Il convient de reprendre chaque élément de la définition présentée ci-dessus.
Un ensemble non clivé
A priori, les conseillers communautaires forment un ensemble qui n’est pas, à l’origine, divisé en permanence par l’appartenance de ses membres soit à une majorité, soit à une opposition. Il peut, sur un sujet particulier, se diviser mais ce sera alors en raison de divergences ponctuelles, et pas en fonction de postures liées à l’appartenance à tel ou tel parti politique.
Des statuts différents
L’ensemble formé par les conseillers communautaires est assez hétérogène puisqu’il est constitué de conseillers ayant des statuts, donc des niveaux de responsabilités et, par là même, des niveaux d’implication et d’information très différents les uns des autres.
Citons :
- Les membres du bureau communautaire (article L. 5211-10 du
Code général des collectivités territoriales
).
- Les membres (titulaires et suppléants) du conseil communautaire (article L. 5211-10 du CGCT).
- Les membres des commissions thématiques : chaque commission est composée de conseillers qui se répartissent les rôles de 1er vice-président de commission, parfois entouré de deux ou trois autres vice-présidents de commissions, et les rôles de simples membres de commission. Ces membres sont des conseillers titulaires ou des conseillers suppléants, mais ils peuvent être également des « auditeurs libres », à savoir de simples conseillers municipaux ayant reçu mandat de leur conseil municipal uniquement pour siéger au sein d’une ou plusieurs commissions thématiques. On en déduit que ces auditeurs libres doivent bénéficier d’éléments d’appréhension des sujets traités en commission.
- Les membres de la conférence des maires (si cette instance existe) : elle est composée des maires de chaque commune membre. Mais chaque maire n’a peut-être pas fait le choix de siéger au sein de l’intercommunalité.

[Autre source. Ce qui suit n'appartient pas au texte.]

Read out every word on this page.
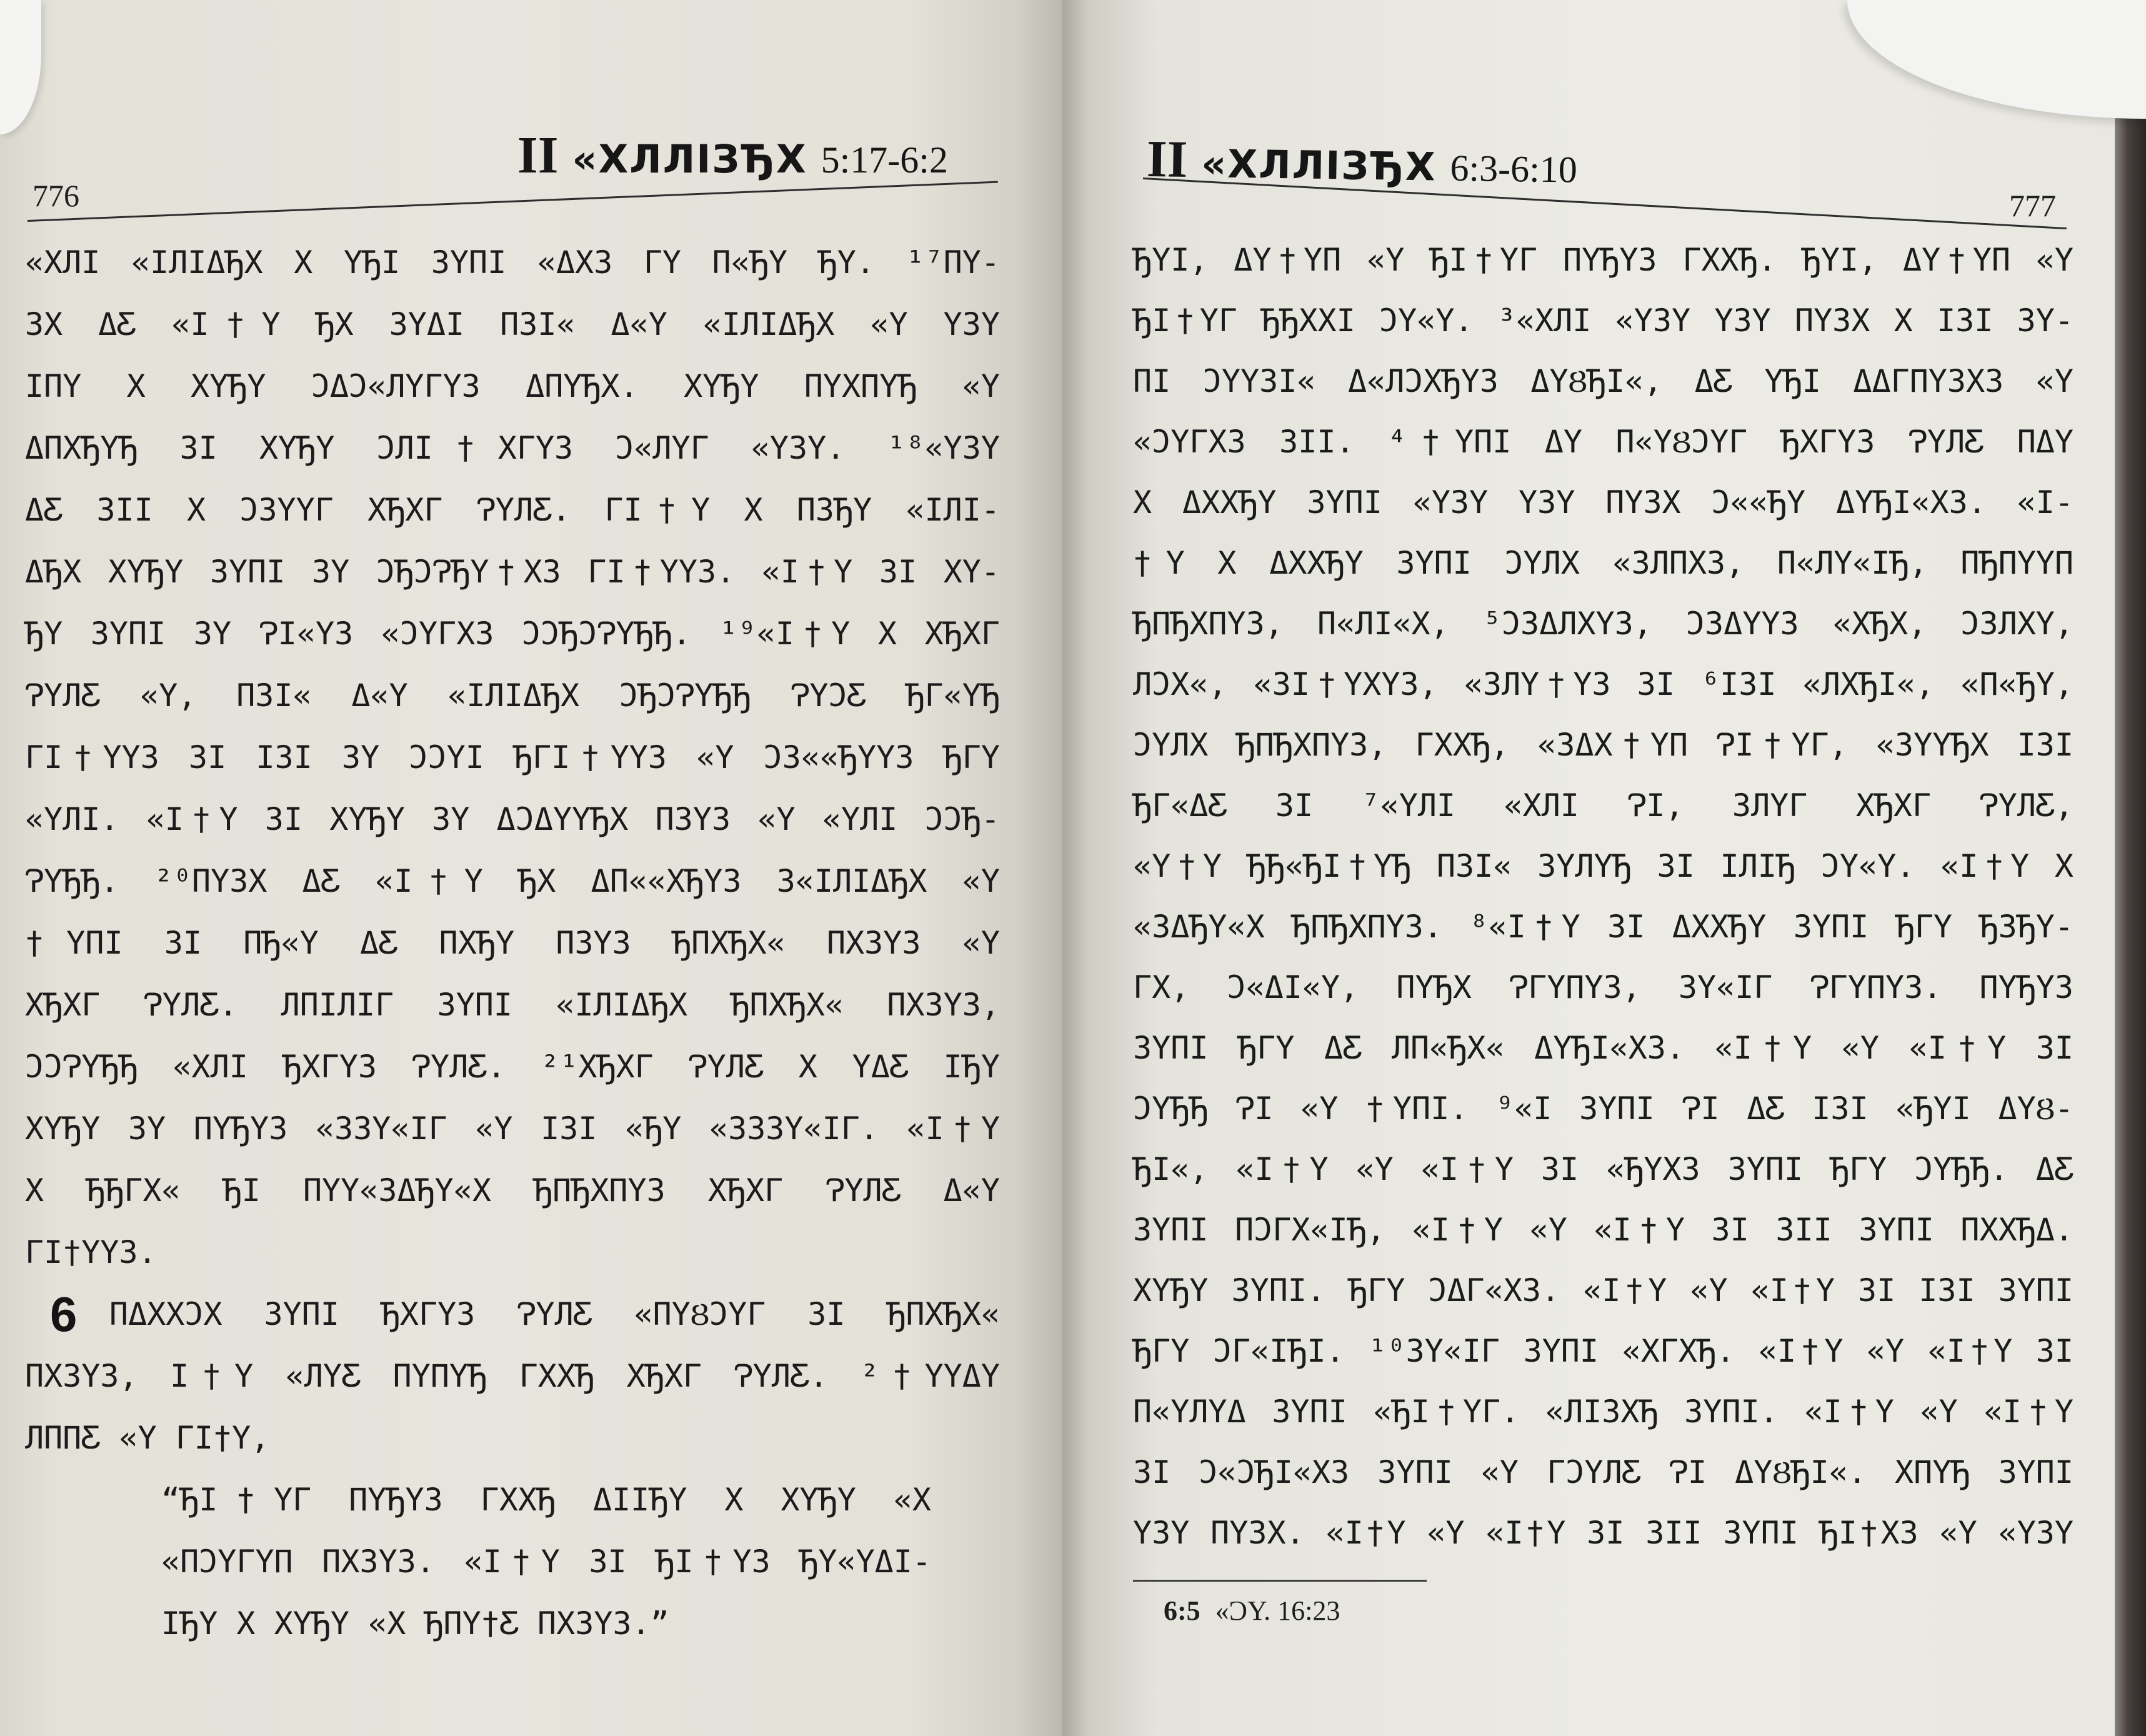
II «XЛЛIЗЂX 5:17-6:2
776
6
«XЛI «IЛIΔЂX X YЂI ЗYПI «ΔXЗ ГY П«ЂY ЂY. ¹⁷ПY-
ЗX ΔƸ «I†Y ЂX ЗYΔI ПЗI« Δ«Y «IЛIΔЂX «Y YЗY
IПY X XYЂY ƆΔƆ«ЛYГYЗ ΔПYЂX. XYЂY ПYXΠYЂ «Y
ΔПXЂYЂ ЗI XYЂY ƆЛI†XГYЗ Ɔ«ЛYГ «YЗY. ¹⁸«YЗY
ΔƸ ЗII X ƆЗYYГ XЂXГ ɁYЛƸ. ГI†Y X ПЗЂY «IЛI-
ΔЂX XYЂY ЗYПI ЗY ƆЂƆɁЂY†XЗ ГI†YYЗ. «I†Y ЗI XY-
ЂY ЗYПI ЗY ɁI«YЗ «ƆYГXЗ ƆƆЂƆɁYЂЂ. ¹⁹«I†Y X XЂXГ
ɁYЛƸ «Y, ПЗI« Δ«Y «IЛIΔЂX ƆЂƆɁYЂЂ ɁYƆƸ ЂГ«YЂ
ГI†YYЗ ЗI IЗI ЗY ƆƆYI ЂГI†YYЗ «Y ƆЗ««ЂYYЗ ЂГY
«YЛI. «I†Y ЗI XYЂY ЗY ΔƆΔYYЂX ПЗYЗ «Y «YЛI ƆƆЂ-
ɁYЂЂ. ²⁰ПYЗX ΔƸ «I†Y ЂX ΔП««XЂYЗ З«IЛIΔЂX «Y
†YПI ЗI ПЂ«Y ΔƸ ПXЂY ПЗYЗ ЂПXЂX« ПXЗYЗ «Y
XЂXГ ɁYЛƸ. ЛПIЛIГ ЗYПI «IЛIΔЂX ЂПXЂX« ПXЗYЗ,
ƆƆɁYЂЂ «XЛI ЂXГYЗ ɁYЛƸ. ²¹XЂXГ ɁYЛƸ X YΔƸ IЂY
XYЂY ЗY ΠYЂYЗ «ЗЗY«IГ «Y IЗI «ЂY «ЗЗЗY«IГ. «I†Y
X ЂЂГX« ЂI ПYY«ЗΔЂY«X ЂΠЂXΠYЗ XЂXГ ɁYЛƸ Δ«Y
ГI†YYЗ.
ПΔXXƆX ЗYПI ЂXГYЗ ɁYЛƸ «ПYȢƆYГ ЗI ЂПXЂX«
ПXЗYЗ, I†Y «ЛYƸ ПYΠYЂ ГXXЂ XЂXГ ɁYЛƸ. ²†YYΔY
ЛПΠƸ «Y ГI†Y,
“ЂI†YГ ΠYЂYЗ ГXXЂ ΔIIЂY X XYЂY «X
«ПƆYГYΠ ПXЗYЗ. «I†Y ЗI ЂI†YЗ ЂY«YΔI-
IЂY X XYЂY «X ЂПY†Ƹ ПXЗYЗ.”
II «XЛЛIЗЂX 6:3-6:10
777
ЂYI, ΔY†YП «Y ЂI†YГ ΠYЂYЗ ГXXЂ. ЂYI, ΔY†YП «Y
ЂI†YГ ЂЂXXI ƆY«Y. ³«XЛI «YЗY YЗY ПYЗX X IЗI ЗY-
ПI ƆYYЗI« Δ«ЛƆXЂYЗ ΔYȢЂI«, ΔƸ YЂI ΔΔГΠYЗXЗ «Y
«ƆYГXЗ ЗII. ⁴†YПI ΔY П«YȢƆYГ ЂXГYЗ ɁYЛƸ ПΔY
X ΔXXЂY ЗYПI «YЗY YЗY ПYЗX Ɔ««ЂY ΔYЂI«XЗ. «I-
†Y X ΔXXЂY ЗYПI ƆYЛX «ЗЛПXЗ, П«ЛY«IЂ, ПЂΠYYΠ
ЂΠЂXΠYЗ, П«ЛI«X, ⁵ƆЗΔЛXYЗ, ƆЗΔYYЗ «XЂX, ƆЗЛXY,
ЛƆX«, «ЗI†YXYЗ, «ЗЛY†YЗ ЗI ⁶IЗI «ЛXЂI«, «Π«ЂY,
ƆYЛX ЂΠЂXΠYЗ, ГXXЂ, «ЗΔX†YΠ ɁI†YГ, «ЗYYЂX IЗI
ЂГ«ΔƸ ЗI ⁷«YЛI «XЛI ɁI, ЗЛYГ XЂXГ ɁYЛƸ,
«Y†Y ЂЂ«ЂI†YЂ ПЗI« ЗYЛYЂ ЗI IЛIЂ ƆY«Y. «I†Y X
«ЗΔЂY«X ЂΠЂXΠYЗ. ⁸«I†Y ЗI ΔXXЂY ЗYПI ЂГY ЂЗЂY-
ГX, Ɔ«ΔI«Y, ПYЂX ɁГYΠYЗ, ЗY«IГ ɁГYΠYЗ. ΠYЂYЗ
ЗYПI ЂГY ΔƸ ЛП«ЂX« ΔYЂI«XЗ. «I†Y «Y «I†Y ЗI
ƆYЂЂ ɁI «Y †YПI. ⁹«I ЗYПI ɁI ΔƸ IЗI «ЂYI ΔYȢ-
ЂI«, «I†Y «Y «I†Y ЗI «ЂYXЗ ЗYПI ЂГY ƆYЂЂ. ΔƸ
ЗYПI ПƆГX«IЂ, «I†Y «Y «I†Y ЗI ЗII ЗYПI ПXXЂΔ.
XYЂY ЗYПI. ЂГY ƆΔГ«XЗ. «I†Y «Y «I†Y ЗI IЗI ЗYПI
ЂГY ƆГ«IЂI. ¹⁰ЗY«IГ ЗYПI «XГXЂ. «I†Y «Y «I†Y ЗI
П«YЛYΔ ЗYПI «ЂI†YГ. «ЛIЗXЂ ЗYПI. «I†Y «Y «I†Y
ЗI Ɔ«ƆЂI«XЗ ЗYПI «Y ГƆYЛƸ ɁI ΔYȢЂI«. XΠYЂ ЗYПI
YЗY ПYЗX. «I†Y «Y «I†Y ЗI ЗII ЗYПI ЂI†XЗ «Y «YЗY
6:5 «ƆY. 16:23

Ceux qui ne participent qu’à cette instance ont donc besoin de bénéficier d’un lien d’information permanent, venant de l’Institution directement.
Une hétérogénéité des adhésions
Les conseillers communautaires n’ont pas toujours été élus par les conseils municipaux en fonction de leur bienveillance pour le phénomène intercommunal. Certaines communes ont pu choisir, au contraire, quelques « intercommunaux septiques » afin que leurs intérêts particuliers soient férocement préservés.

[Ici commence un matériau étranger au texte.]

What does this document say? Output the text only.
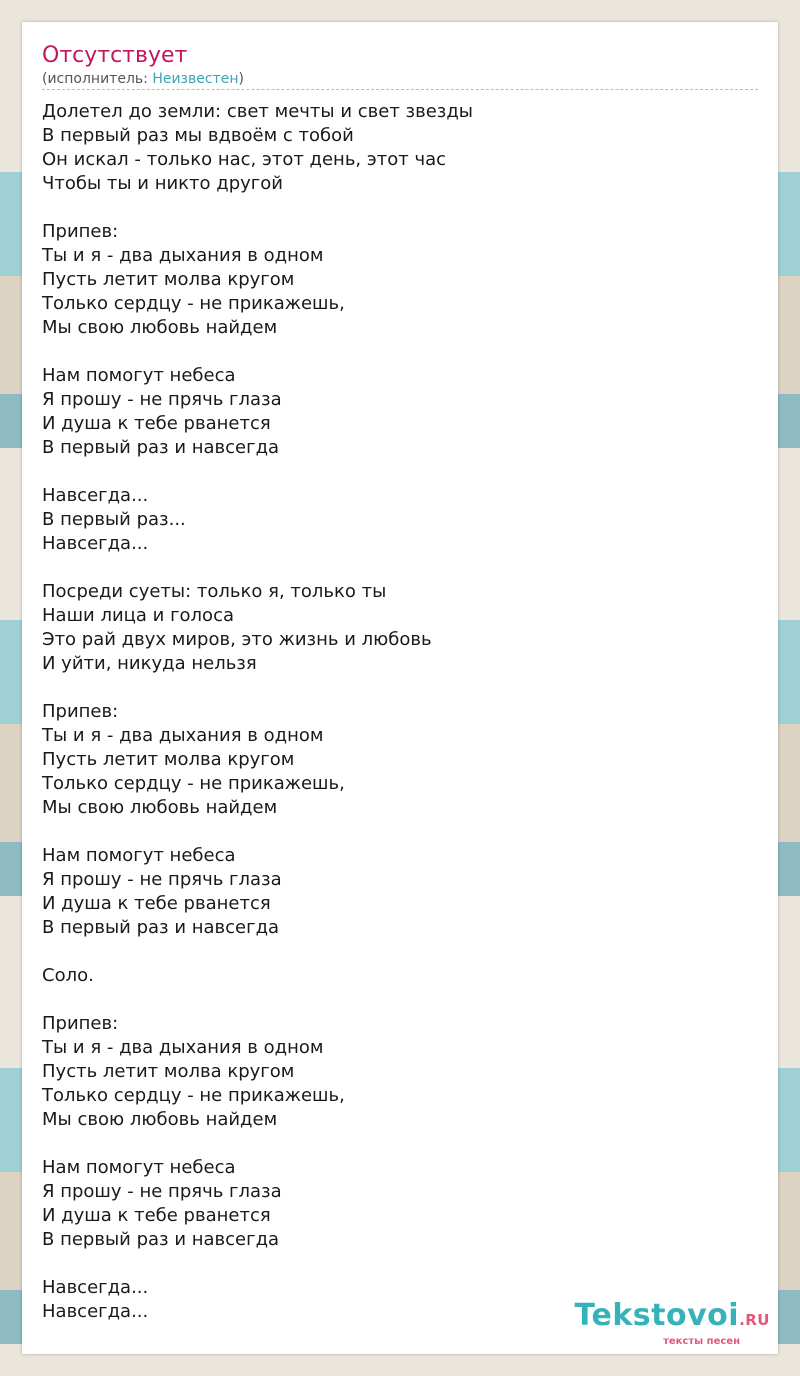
Отсутствует
(исполнитель: Неизвестен)
Долетел до земли: свет мечты и свет звезды
В первый раз мы вдвоём с тобой
Он искал - только нас, этот день, этот час
Чтобы ты и никто другой
Припев:
Ты и я - два дыхания в одном
Пусть летит молва кругом
Только сердцу - не прикажешь,
Мы свою любовь найдем
Нам помогут небеса
Я прошу - не прячь глаза
И душа к тебе рванется
В первый раз и навсегда
Навсегда...
В первый раз...
Навсегда...
Посреди суеты: только я, только ты
Наши лица и голоса
Это рай двух миров, это жизнь и любовь
И уйти, никуда нельзя
Припев:
Ты и я - два дыхания в одном
Пусть летит молва кругом
Только сердцу - не прикажешь,
Мы свою любовь найдем
Нам помогут небеса
Я прошу - не прячь глаза
И душа к тебе рванется
В первый раз и навсегда
Соло.
Припев:
Ты и я - два дыхания в одном
Пусть летит молва кругом
Только сердцу - не прикажешь,
Мы свою любовь найдем
Нам помогут небеса
Я прошу - не прячь глаза
И душа к тебе рванется
В первый раз и навсегда
Навсегда...
Навсегда...	Tekstovoi.RU
тексты песен
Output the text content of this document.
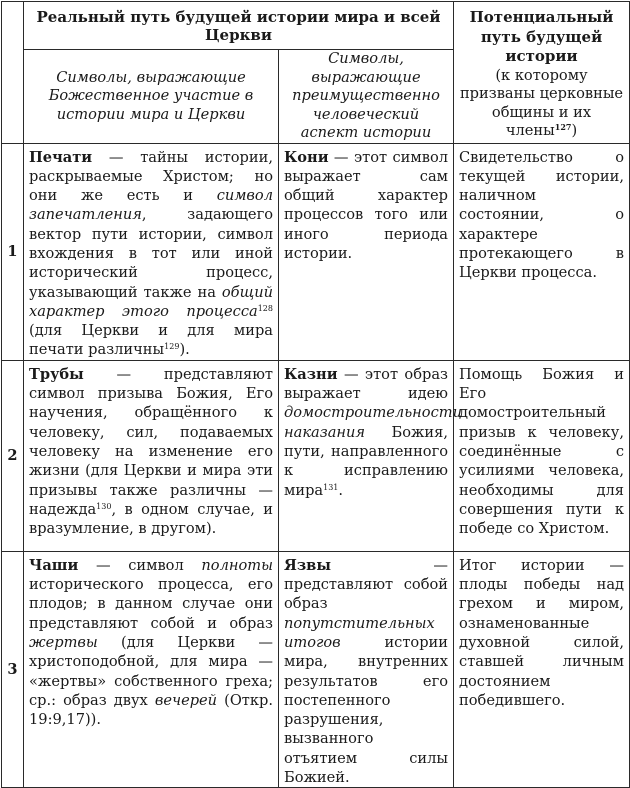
	Реальный путь будущей истории мира и всей Церкви		Потенциальный путь будущей истории
(к которому призваны церковные общины и их члены$^{127}$)
	Символы, выражающие Божественное участие в истории мира и Церкви	Символы, выражающие преимущественно человеческий аспект истории	
1	Печати — тайны истории, раскрываемые Христом; но они же есть и символ запечатления, задающего вектор пути истории, символ вхождения в тот или иной исторический процесс, указывающий также на общий характер этого процесса$^{128}$ (для Церкви и для мира печати различны$^{129}$).	Кони — этот символ выражает сам общий характер процессов того или иного периода истории.	Свидетельство о текущей истории, наличном состоянии, о характере протекающего в Церкви процесса.
2	Трубы — представляют символ призыва Божия, Его научения, обращённого к человеку, сил, подаваемых человеку на изменение его жизни (для Церкви и мира эти призывы также различны — надежда$^{130}$, в одном случае, и вразумление, в другом).	Казни — этот образ выражает идею домостроительности наказания Божия, пути, направленного к исправлению мира$^{131}$.	Помощь Божия и Его домостроительный призыв к человеку, соединённые с усилиями человека, необходимы для совершения пути к победе со Христом.
3	Чаши — символ полноты исторического процесса, его плодов; в данном случае они представляют собой и образ жертвы (для Церкви — христоподобной, для мира — «жертвы» собственного греха; ср.: образ двух вечерей (Откр. 19:9,17)).	Язвы — представляют собой образ попутстительных итогов истории мира, внутренних результатов его постепенного разрушения, вызванного отъятием силы Божией.	Итог истории — плоды победы над грехом и миром, ознаменованные духовной силой, ставшей личным достоянием победившего.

Des préoccupations et des vécus inégaux
Le territoire d’une intercommunalité est composé de communes très différentes les unes des autres. Les élus seront donc très différents eux aussi. Ils le sont par leurs préoccupations, ne serait-ce que parce que vont sans doute cohabiter dans les EPCI des élus très « urbains », venant de grandes villes et des élus plus « ruraux ». Ils le sont aussi par les populations qu’ils représentent, donc les modes de vie et les attentes vis-à-vis des politiques. Ils le sont, enfin, car leur vécu et leur relation à la gouvernance publique ne seront pas les mêmes.
Une connaissance du fonctionnement des EPCI et très inégale : les élus locaux sont des citoyens comme les autres, leur mandat ne leur a pas automatiquement fait intégrer les complexes strates et rouages de l’administration territoriale. Par ailleurs, leur ancienneté élective pourra également être différente. Leurs facultés de jongler avec le CGCT, les procédures et les rouages publics seront tout aussi inégales.
Ainsi, la communication à destination des conseillers communautaires veillera à leur apporter les informations utiles, les ressources nécessaires pour que fonctionnement, procédures et enjeux soient compris. Elle s’attachera aussi à mettre en place ou à accompagner les moments de travail commun, pour qu’un « esprit communautaire » souffle entre les délégués.